The lab is in Lausanne, near the headquarters of the International Olympic Committee, which put Saugy on the frontline of efforts to purge drug cheats from global sport.

In an interview ahead of the August 5 start of the Rio de Janeiro Olympics, Saugy said anti-doping labs had to keep pace with new methods developed by doping cheats that multiple scandals involving Russia have proved are still a major threat. But he cautioned against putting too much focus on the still undetermined threat of genetic doping, when other dangers — like micro-doses — are far more pressing.

Looking for ‘indicators’ Doctors have for years been experimenting with ways to inject synthetic genes into patients, altering an individual’s genome to enhance muscle recovery or stem muscle deterioration, among other benefits.

Should such treatments be taken up by athletes, anti-doping efforts could be set back years. “We’ve been talking about it since the creation of the World Anti-Doping Agency in 1999,” Saugy said, adding that the goal for labs is to find a way to detect “the indicators of genetic doping.”

But he noted that since the world’s best doctors are struggling to use the technology to treat sick children, athletes and trainers seeking to cheat with genetic doping are inevitably facing similar difficulties.

“We need to put things in perspective.

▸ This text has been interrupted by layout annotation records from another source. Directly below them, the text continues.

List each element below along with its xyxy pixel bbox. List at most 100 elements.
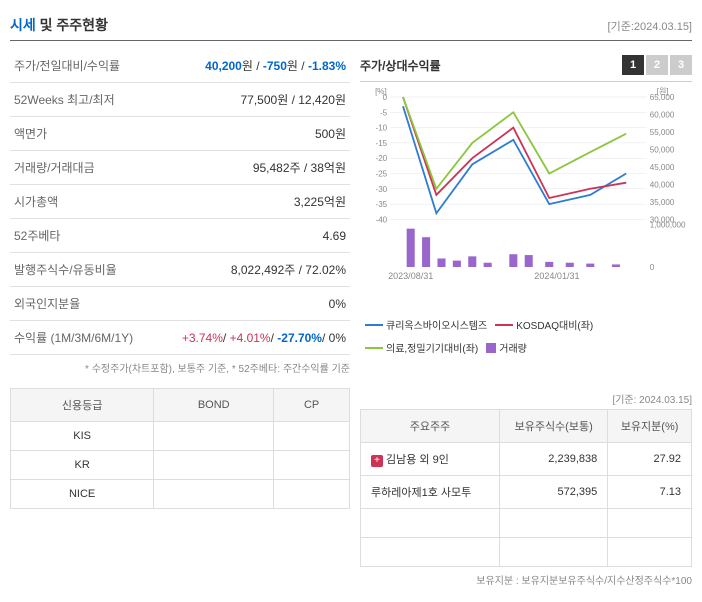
shareholder-header: 주요주주 [361,410,500,443]
svg-text:2023/08/31: 2023/08/31 [388,271,433,281]
info-footnote: * 수정주가(차트포함), 보통주 기준, * 52주베타: 주간수익률 기준 [10,355,350,380]
shareholder-name: 루하레아제1호 사모투 [361,476,500,509]
empty-cell [608,509,692,538]
chart-tab-2[interactable]: 2 [646,55,668,75]
info-label: 수익률 (1M/3M/6M/1Y) [10,321,150,355]
rating-cell [154,451,274,480]
rating-header: 신용등급 [11,389,154,422]
info-label: 발행주식수/유동비율 [10,253,150,287]
rating-cell: NICE [11,480,154,509]
info-row: 시가총액3,225억원 [10,185,350,219]
legend-item: KOSDAQ대비(좌) [495,317,593,332]
legend-swatch [495,324,513,326]
empty-cell [500,538,608,567]
svg-text:55,000: 55,000 [650,128,675,137]
legend-item: 의료,정밀기기대비(좌) [365,340,478,355]
table-row [361,538,692,567]
svg-text:-10: -10 [376,124,388,133]
shareholder-name: +김남용 외 9인 [361,443,500,476]
info-label: 시가총액 [10,185,150,219]
shareholder-header: 보유주식수(보통) [500,410,608,443]
expand-icon[interactable]: + [371,455,383,467]
info-row: 발행주식수/유동비율8,022,492주 / 72.02% [10,253,350,287]
rating-cell: KR [11,451,154,480]
info-value: 40,200원 / -750원 / -1.83% [150,49,350,83]
info-value: 95,482주 / 38억원 [150,151,350,185]
chart-title: 주가/상대수익률 [360,57,441,74]
info-value: 0% [150,287,350,321]
shareholder-footnote: 보유지분 : 보유지분보유주식수/지수산정주식수*100 [360,567,692,592]
svg-text:60,000: 60,000 [650,111,675,120]
rating-cell: KIS [11,422,154,451]
svg-text:-15: -15 [376,139,388,148]
info-value: +3.74%/ +4.01%/ -27.70%/ 0% [150,321,350,355]
rating-cell [274,480,350,509]
info-row: 수익률 (1M/3M/6M/1Y)+3.74%/ +4.01%/ -27.70%… [10,321,350,355]
shareholder-table: 주요주주보유주식수(보통)보유지분(%) +김남용 외 9인2,239,8382… [360,409,692,567]
svg-text:50,000: 50,000 [650,145,675,154]
info-label: 외국인지분율 [10,287,150,321]
legend-swatch [365,347,383,349]
page-header: 시세 및 주주현황 [기준:2024.03.15] [10,10,692,41]
legend-item: 큐리옥스바이오시스템즈 [365,317,487,332]
info-label: 주가/전일대비/수익률 [10,49,150,83]
shareholder-shares: 2,239,838 [500,443,608,476]
info-value: 4.69 [150,219,350,253]
svg-text:-25: -25 [376,170,388,179]
svg-text:-20: -20 [376,154,388,163]
title-primary: 시세 [10,17,36,33]
empty-cell [361,509,500,538]
table-row: +김남용 외 9인2,239,83827.92 [361,443,692,476]
table-row: KR [11,451,350,480]
rating-header: CP [274,389,350,422]
legend-label: KOSDAQ대비(좌) [516,317,593,332]
legend-swatch [365,324,383,326]
info-row: 외국인지분율0% [10,287,350,321]
legend-label: 의료,정밀기기대비(좌) [386,340,478,355]
svg-text:-40: -40 [376,215,388,224]
info-row: 액면가500원 [10,117,350,151]
info-label: 52Weeks 최고/최저 [10,83,150,117]
info-row: 거래량/거래대금95,482주 / 38억원 [10,151,350,185]
info-row: 52주베타4.69 [10,219,350,253]
rating-cell [274,451,350,480]
shareholder-header: 보유지분(%) [608,410,692,443]
shareholder-pct: 27.92 [608,443,692,476]
page-title: 시세 및 주주현황 [10,15,108,35]
chart-header: 주가/상대수익률 123 [360,49,692,82]
rating-cell [154,480,274,509]
info-row: 52Weeks 최고/최저77,500원 / 12,420원 [10,83,350,117]
empty-cell [608,538,692,567]
svg-text:0: 0 [650,263,655,272]
table-row: KIS [11,422,350,451]
svg-text:45,000: 45,000 [650,163,675,172]
info-label: 거래량/거래대금 [10,151,150,185]
chart-area: 0-5-10-15-20-25-30-35-40[%]65,00060,0005… [360,82,692,312]
legend-swatch [486,343,496,353]
rating-header: BOND [154,389,274,422]
info-value: 8,022,492주 / 72.02% [150,253,350,287]
chart-tab-3[interactable]: 3 [670,55,692,75]
svg-text:-30: -30 [376,185,388,194]
rating-cell [154,422,274,451]
shareholder-date: [기준: 2024.03.15] [360,388,692,409]
info-label: 52주베타 [10,219,150,253]
info-value: 77,500원 / 12,420원 [150,83,350,117]
chart-tab-1[interactable]: 1 [622,55,644,75]
info-value: 3,225억원 [150,185,350,219]
info-table: 주가/전일대비/수익률40,200원 / -750원 / -1.83%52Wee… [10,49,350,355]
header-date: [기준:2024.03.15] [608,18,692,34]
chart-legend: 큐리옥스바이오시스템즈 KOSDAQ대비(좌) 의료,정밀기기대비(좌) 거래량 [360,312,692,360]
table-row [361,509,692,538]
shareholder-pct: 7.13 [608,476,692,509]
legend-label: 거래량 [499,340,527,355]
legend-label: 큐리옥스바이오시스템즈 [386,317,487,332]
shareholder-shares: 572,395 [500,476,608,509]
info-value: 500원 [150,117,350,151]
empty-cell [500,509,608,538]
table-row: NICE [11,480,350,509]
svg-text:[%]: [%] [375,87,387,96]
info-label: 액면가 [10,117,150,151]
legend-item: 거래량 [486,340,527,355]
rating-table: 신용등급BONDCP KISKRNICE [10,388,350,509]
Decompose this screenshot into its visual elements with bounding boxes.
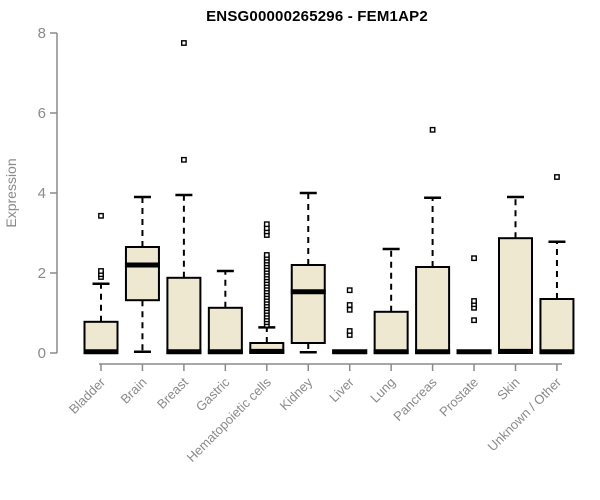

Genetic therapy in the medical domaine has difficulty getting its place because it’s very complicated,” he said.

Asked if there was a testing system for genetic doping in place for Rio, Saugy, who stepped down from the Lausanne lab last month, said: “there may well be tests but I’m not sure of their relevance.”

The biggest threat “The biggest problem at the moment are microdoses,” Saugy said, when asked about the worst threat to fair play. Dopers have increasingly realised that tiny doses of steroids or the oxygen capacity booster EPO can be very effective and hard to detect.

Saugy noted that Tour de France 2006 winner and former Lance Armstrong teammate Floyd Landis cheated with a steroid “that is still very present”.

Landis “made an error in usage. Without that error, we wouldn’t have seen anything,” he explained.

The use of biological passports “helps enormously,” said the doctor, who now heads the Center for Research and Expertise in anti-Doping sciences at the University of Lausanne.